Une instance de coordination entre États indépendants

La fois suivante, ce fut vingt ans plus tard, en 1992, pour la ratification du traité de Maastricht. Le résultat fut serré: 51% de oui contre 49% de non. Entre temps, la Communauté européenne avait changé de nature, sans trop le dire. Elle n’était plus seulement un espace de coopération économique. Elle s’étendait progressivement à des domaines de plus en plus larges, la justice, la police, la diplomatie, etc.

Elle n’était pas un État supranational, ni même une Fédération d’États-nations, selon l’expression de Jacques Delors, mais elle était un peu plus qu’une instance de coordination entre États indépendants. Ces derniers consentaient petit à petit des abandons de souveraineté. Ses institutions étaient un mélange inconnu jusqu’alors dans les traités de droit constitutionnel, un «objet institutionnel non-identifié», disait le même Jacques Delors, président de la Commission européenne. Contrairement à ce qu’affirmaient les eurosceptiques, celle-ci, désignée sous le vocable réducteur de «Bruxelles», ne faisait pas la pluie et le beau temps. Gardienne des traités et possédant théoriquement le monopole de l’initiative, elle était en réalité sous le contrôle du Parlement européen et surtout des représentants des États-membres, sous la forme des conseils de ministres et du Conseil européen des chefs d’État et de gouvernement.

Cette construction originale souffrait-elle d’un «déficit démocratique»? Oui et non. Non, si l’on considère que la Commission et son appareil bureaucratique ne peuvent agir sans l’aval des États, représentés par des dirigeants politiques bénéficiant chacun dans son pays d’une légitimité démocratique, et sans l’assentiment des députés européens, élus depuis 1979 au suffrage universel.

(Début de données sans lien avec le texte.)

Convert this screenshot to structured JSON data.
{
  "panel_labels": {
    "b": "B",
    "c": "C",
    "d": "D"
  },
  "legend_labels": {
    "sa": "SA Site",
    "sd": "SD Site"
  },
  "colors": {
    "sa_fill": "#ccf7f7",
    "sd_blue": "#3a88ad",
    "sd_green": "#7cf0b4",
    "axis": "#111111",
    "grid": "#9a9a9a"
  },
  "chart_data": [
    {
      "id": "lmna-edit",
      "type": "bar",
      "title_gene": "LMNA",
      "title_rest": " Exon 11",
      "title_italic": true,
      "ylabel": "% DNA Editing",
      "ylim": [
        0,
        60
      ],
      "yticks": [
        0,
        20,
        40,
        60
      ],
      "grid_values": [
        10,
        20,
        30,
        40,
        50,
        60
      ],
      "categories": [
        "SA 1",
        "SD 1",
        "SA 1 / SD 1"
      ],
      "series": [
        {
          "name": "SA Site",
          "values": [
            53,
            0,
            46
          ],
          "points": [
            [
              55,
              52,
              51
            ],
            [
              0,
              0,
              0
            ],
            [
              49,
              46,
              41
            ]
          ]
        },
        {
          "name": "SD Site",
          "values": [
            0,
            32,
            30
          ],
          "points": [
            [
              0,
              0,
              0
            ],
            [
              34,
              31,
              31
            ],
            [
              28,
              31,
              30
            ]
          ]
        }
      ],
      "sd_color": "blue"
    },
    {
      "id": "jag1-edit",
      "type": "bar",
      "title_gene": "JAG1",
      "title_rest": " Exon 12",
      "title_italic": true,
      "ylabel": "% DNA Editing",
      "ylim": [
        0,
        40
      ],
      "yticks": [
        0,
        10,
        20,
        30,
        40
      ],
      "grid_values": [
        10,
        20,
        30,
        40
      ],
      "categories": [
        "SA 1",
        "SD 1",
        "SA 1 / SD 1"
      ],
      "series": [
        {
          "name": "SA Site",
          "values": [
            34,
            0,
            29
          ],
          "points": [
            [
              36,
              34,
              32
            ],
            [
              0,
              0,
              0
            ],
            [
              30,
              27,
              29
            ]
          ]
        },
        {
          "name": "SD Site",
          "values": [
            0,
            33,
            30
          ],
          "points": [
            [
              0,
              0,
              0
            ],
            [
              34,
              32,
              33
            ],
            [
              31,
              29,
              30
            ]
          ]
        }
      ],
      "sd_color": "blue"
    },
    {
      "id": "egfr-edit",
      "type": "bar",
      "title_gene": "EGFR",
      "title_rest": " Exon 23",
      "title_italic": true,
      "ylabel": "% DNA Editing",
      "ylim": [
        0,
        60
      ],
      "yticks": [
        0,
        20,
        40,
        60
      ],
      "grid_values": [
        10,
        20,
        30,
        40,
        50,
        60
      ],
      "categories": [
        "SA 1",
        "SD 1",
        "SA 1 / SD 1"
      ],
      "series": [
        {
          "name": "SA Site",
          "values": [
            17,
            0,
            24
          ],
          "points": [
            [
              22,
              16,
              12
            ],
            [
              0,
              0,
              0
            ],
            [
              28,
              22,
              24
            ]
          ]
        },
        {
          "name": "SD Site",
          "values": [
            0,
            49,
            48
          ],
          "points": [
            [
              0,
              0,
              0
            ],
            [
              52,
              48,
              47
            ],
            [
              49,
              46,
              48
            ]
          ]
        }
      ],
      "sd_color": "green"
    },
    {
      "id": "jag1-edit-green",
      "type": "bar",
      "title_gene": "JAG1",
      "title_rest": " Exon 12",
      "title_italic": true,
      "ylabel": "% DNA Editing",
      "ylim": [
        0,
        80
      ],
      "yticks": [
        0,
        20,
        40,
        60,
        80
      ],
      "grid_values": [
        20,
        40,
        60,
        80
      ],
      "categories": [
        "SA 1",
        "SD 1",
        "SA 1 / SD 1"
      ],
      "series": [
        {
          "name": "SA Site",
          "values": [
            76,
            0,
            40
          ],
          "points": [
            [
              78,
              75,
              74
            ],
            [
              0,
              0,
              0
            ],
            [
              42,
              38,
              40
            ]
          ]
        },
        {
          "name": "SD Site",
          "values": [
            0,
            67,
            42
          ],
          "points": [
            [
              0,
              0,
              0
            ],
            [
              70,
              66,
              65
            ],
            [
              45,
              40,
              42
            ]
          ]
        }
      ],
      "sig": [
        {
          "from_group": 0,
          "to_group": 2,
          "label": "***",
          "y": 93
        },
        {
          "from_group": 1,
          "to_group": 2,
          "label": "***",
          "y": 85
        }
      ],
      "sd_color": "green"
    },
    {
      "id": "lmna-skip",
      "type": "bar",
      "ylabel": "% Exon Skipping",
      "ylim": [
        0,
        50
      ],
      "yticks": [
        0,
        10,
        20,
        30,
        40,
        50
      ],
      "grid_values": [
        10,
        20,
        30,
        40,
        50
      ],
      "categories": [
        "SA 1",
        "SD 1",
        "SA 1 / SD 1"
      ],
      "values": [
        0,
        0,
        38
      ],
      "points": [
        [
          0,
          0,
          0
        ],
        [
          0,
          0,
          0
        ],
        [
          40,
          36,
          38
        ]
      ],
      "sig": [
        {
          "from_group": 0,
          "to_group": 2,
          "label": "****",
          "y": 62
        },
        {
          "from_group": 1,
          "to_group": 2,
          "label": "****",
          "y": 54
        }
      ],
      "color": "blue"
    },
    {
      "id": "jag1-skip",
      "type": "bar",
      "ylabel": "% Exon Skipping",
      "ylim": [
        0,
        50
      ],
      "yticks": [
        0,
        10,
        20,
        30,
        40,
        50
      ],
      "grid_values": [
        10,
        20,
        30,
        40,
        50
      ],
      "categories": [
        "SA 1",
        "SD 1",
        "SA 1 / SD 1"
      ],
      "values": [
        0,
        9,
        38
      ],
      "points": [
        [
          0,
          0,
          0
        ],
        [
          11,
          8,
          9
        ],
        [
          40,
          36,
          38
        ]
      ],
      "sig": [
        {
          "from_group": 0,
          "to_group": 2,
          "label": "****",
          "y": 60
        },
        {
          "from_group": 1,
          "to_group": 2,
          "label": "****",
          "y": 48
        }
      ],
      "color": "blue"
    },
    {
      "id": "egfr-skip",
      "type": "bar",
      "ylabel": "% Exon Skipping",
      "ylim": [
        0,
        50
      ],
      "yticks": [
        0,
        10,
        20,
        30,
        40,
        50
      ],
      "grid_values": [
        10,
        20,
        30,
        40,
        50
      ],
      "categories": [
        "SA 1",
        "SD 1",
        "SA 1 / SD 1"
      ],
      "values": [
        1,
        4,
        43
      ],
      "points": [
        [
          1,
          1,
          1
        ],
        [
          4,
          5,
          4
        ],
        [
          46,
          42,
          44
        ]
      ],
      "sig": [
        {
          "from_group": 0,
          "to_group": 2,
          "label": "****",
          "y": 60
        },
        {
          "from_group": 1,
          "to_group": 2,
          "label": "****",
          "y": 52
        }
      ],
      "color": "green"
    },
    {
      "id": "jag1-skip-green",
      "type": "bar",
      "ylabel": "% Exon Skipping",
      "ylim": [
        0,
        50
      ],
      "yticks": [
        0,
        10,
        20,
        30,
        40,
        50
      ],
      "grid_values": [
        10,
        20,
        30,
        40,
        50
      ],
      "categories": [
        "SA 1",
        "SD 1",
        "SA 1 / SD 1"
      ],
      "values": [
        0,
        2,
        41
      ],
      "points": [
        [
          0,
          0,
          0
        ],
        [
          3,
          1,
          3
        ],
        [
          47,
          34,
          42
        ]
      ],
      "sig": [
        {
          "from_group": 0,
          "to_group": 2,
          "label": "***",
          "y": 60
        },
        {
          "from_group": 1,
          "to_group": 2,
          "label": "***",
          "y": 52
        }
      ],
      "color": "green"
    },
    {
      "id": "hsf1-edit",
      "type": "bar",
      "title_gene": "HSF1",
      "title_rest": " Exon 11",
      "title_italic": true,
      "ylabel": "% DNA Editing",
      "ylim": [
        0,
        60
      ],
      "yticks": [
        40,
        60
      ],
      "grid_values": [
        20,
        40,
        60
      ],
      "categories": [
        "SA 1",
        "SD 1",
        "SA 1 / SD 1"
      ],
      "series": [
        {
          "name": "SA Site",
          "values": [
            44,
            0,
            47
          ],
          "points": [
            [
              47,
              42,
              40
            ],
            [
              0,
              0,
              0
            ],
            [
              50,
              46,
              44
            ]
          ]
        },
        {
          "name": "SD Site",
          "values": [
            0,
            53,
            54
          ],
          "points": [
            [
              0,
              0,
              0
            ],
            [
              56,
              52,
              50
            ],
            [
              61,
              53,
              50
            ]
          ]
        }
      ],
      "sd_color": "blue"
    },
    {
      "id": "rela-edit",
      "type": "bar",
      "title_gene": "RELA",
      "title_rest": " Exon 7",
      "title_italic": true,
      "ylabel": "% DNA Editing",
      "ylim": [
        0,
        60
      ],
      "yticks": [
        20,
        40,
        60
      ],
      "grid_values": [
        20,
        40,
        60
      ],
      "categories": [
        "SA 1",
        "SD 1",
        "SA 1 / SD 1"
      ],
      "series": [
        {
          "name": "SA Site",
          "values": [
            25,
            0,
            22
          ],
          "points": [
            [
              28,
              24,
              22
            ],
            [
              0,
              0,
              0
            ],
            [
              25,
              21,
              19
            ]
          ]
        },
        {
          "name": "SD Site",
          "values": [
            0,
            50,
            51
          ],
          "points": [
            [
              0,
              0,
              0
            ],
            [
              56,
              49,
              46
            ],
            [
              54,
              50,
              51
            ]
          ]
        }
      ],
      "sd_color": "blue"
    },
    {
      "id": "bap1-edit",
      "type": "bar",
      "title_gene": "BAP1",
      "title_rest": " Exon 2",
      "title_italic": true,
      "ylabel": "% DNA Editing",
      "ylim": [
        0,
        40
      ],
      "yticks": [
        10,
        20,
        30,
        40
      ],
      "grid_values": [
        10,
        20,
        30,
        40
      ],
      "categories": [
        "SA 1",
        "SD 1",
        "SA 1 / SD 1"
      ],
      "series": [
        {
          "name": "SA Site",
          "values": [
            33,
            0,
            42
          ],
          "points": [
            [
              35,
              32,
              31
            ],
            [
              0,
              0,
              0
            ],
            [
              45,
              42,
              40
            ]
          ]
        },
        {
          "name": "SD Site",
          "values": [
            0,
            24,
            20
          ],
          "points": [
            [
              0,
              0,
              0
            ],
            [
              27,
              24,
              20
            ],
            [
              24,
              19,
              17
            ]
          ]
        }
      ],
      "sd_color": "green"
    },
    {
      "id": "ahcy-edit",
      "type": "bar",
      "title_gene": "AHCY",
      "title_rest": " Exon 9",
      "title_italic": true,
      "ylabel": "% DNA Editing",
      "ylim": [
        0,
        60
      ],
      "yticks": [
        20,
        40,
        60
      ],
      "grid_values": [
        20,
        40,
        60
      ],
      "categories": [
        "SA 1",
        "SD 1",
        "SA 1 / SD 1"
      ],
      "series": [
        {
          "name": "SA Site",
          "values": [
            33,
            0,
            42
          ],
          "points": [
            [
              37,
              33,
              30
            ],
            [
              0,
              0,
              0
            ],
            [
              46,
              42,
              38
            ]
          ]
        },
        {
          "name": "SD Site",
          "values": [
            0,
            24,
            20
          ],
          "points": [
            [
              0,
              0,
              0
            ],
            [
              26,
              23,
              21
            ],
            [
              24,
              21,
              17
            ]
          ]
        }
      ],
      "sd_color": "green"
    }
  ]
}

Mais il s’agit là d’un contrôle démocratique indirect, bien lointain aux yeux des citoyens européens. D’autant plus que les dirigeants politiques nationaux ont la fâcheuse habitude de faire porter à «Bruxelles» la responsabilité de leurs propres échecs et que le Parlement européen n’apparaît pas, par son mode d’élection fractionné selon les États et par son mode de fonctionnement –connivence entre les deux grands groupes conservateur et social-démocrate qui se partagent les pouvoirs– comme un vrai Parlement. Ce n’est pas la faute à «l’Europe». Ce sont les responsables politiques des États-membres qui l’ont voulu ainsi parce qu’ils ont tous, les uns après les autres, renoncé à l’utopie des États-Unis d’Europe. C’est-à-dire à une véritable fédération où les pouvoirs seraient clairement répartis entre un organe exécutif, la Commission faisant par exemple office de gouvernement, et des assemblées parlementaires, représentants l’une les États-membres, l’autre les citoyens en fonction du principe un homme, une voix.

Un système bâtard

L’Union européenne fonctionne selon un système bâtard où les fonctions exécutives sont partagées entre la Commission et le Conseil et les fonctions législatives entre ce même Conseil et le Parlement. Comment le citoyen européen qui n’a pas suivi des cours de droit constitutionnel européen pourrait-il se retrouver dans cette confusion? Le système pouvait fonctionner aussi longtemps que les instances européennes avaient des compétences clairement délimitées et qu’elles «délivraient», c’est-à-dire qu’elles remplissaient leurs objectifs: assurer la paix et la prospérité. Sans entrer dans la question posée par l’ancien ministre des Affaires étrangères et ancien conseiller de Mitterrand, Hubert Védrine, de savoir si c’est l’Europe qui a apporté la paix, ou si c’est la paix qui a permis l’intégration européenne, force est de constater que cet impératif de l’après-Seconde Guerre mondiale a perdu peu à peu de son attractivité auprès des jeunes générations. Il est devenu, à tort ou à raison, une évidence.

Quant à la prospérité, elle a été mise en cause à la fin des Trente glorieuses par la mondialisation puis par la crise économique et financière de 2007-2008, dont l’Europe n’est pas encore sortie. D’autant plus qu’entretemps, l’Union européenne, au nom de la paix et de la prospérité, s’était élargie aux anciens Etats d’Europe centrale et orientale libérés en 1990 de la tutelle soviétique (plus Chypre et Malte).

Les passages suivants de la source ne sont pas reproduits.